Entre prestige et influence : la dimension stratégique des inscriptions UNESCO
À première vue, l’extension du portefeuille patrimonial algérien pourrait n’être qu’un dossier technico-culturel. Il n’en est rien. Toute candidature à l’UNESCO est aussi un acte diplomatique, un signal adressé tant aux opinions publiques qu’aux partenaires multilatéraux. Alger entend capitaliser sur le capital-sympathie qu’accompagnent les labels de l’organisation onusienne pour façonner une image de stabilité et de pluralisme culturel, à un moment où la compétition d’influence bat son plein dans le Maghreb et au Sahel. « Le patrimoine est un passeport moral qui ouvre des portes que la politique ne déverrouille pas toujours », confie un diplomate algérien en poste à Paris.

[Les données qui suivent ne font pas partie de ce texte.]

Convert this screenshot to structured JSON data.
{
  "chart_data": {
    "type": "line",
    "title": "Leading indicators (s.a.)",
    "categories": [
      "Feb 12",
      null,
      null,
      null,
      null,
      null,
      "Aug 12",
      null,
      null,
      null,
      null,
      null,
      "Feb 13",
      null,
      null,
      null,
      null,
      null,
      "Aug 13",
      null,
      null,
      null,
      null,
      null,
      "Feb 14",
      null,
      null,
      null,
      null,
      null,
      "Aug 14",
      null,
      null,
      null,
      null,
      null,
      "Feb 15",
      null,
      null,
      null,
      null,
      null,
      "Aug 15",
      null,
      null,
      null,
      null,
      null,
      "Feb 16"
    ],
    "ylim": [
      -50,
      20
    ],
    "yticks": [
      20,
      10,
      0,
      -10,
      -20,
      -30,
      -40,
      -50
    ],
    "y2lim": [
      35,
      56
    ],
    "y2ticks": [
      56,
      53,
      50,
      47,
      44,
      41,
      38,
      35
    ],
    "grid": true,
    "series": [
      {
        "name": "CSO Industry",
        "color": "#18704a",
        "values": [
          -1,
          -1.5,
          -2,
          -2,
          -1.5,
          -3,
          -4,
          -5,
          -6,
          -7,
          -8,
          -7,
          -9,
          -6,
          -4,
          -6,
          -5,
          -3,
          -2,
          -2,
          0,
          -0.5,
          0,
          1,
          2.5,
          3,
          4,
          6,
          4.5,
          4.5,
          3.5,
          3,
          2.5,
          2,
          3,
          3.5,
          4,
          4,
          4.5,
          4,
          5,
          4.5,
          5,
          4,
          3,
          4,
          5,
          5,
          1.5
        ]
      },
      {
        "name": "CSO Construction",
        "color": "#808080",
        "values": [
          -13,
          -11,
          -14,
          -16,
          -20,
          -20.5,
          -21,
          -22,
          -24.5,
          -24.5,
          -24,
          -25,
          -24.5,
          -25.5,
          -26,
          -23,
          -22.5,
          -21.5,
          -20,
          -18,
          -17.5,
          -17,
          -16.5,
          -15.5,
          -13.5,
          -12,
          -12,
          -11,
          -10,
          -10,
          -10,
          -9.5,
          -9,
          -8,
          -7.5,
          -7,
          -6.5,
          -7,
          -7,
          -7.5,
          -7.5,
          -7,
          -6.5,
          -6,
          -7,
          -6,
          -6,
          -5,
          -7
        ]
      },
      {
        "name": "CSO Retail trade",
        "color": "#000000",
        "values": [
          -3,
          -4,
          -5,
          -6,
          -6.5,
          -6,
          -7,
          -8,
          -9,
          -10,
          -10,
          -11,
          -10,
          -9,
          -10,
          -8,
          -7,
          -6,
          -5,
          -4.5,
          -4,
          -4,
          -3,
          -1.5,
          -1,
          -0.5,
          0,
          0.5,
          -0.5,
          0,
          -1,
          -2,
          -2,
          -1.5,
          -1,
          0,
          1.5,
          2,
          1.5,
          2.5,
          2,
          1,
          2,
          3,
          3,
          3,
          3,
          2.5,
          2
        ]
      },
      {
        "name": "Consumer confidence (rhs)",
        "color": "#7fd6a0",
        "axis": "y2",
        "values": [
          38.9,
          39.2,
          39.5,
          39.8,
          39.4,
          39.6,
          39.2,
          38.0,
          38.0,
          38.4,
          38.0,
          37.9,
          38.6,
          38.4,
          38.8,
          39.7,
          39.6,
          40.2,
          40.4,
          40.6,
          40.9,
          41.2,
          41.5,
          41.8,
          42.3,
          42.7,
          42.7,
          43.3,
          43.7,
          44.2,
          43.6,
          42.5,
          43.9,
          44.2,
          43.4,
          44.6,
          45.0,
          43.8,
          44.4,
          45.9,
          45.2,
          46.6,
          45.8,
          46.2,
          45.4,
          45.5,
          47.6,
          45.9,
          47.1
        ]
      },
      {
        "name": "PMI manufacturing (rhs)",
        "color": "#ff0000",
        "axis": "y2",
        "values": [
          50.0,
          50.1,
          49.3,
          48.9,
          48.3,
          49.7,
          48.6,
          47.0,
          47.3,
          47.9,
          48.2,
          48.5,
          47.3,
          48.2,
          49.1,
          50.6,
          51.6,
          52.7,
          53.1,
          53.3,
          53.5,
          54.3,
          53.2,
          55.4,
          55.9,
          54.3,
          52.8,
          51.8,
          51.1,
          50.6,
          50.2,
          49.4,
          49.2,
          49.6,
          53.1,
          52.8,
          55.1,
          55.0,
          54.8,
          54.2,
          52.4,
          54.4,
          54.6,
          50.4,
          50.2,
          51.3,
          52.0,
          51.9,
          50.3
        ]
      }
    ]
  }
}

Une géographie du dialogue entre Méditerranée, Sahara et Atlantique
Les onze sites proposés dessinent une fresque territoriale qui part des massifs karstiques du Djurdjura, traverse les plaines antiques de Tébessa, puis s’enfonce jusqu’aux forteresses-greniers du Touat. Ce découpage n’est pas fortuit : il renvoie à la matrice tripartite de l’identité algérienne – méditerranéenne, africaine et arabo-berbère. En agrégeant parcs nationaux, oasis aménagées et témoins de l’Antiquité, les autorités espèrent illustrer la continuité d’un peuplement et d’un savoir-faire dont les racines pluri-millénaires transcendent les fractures contemporaines.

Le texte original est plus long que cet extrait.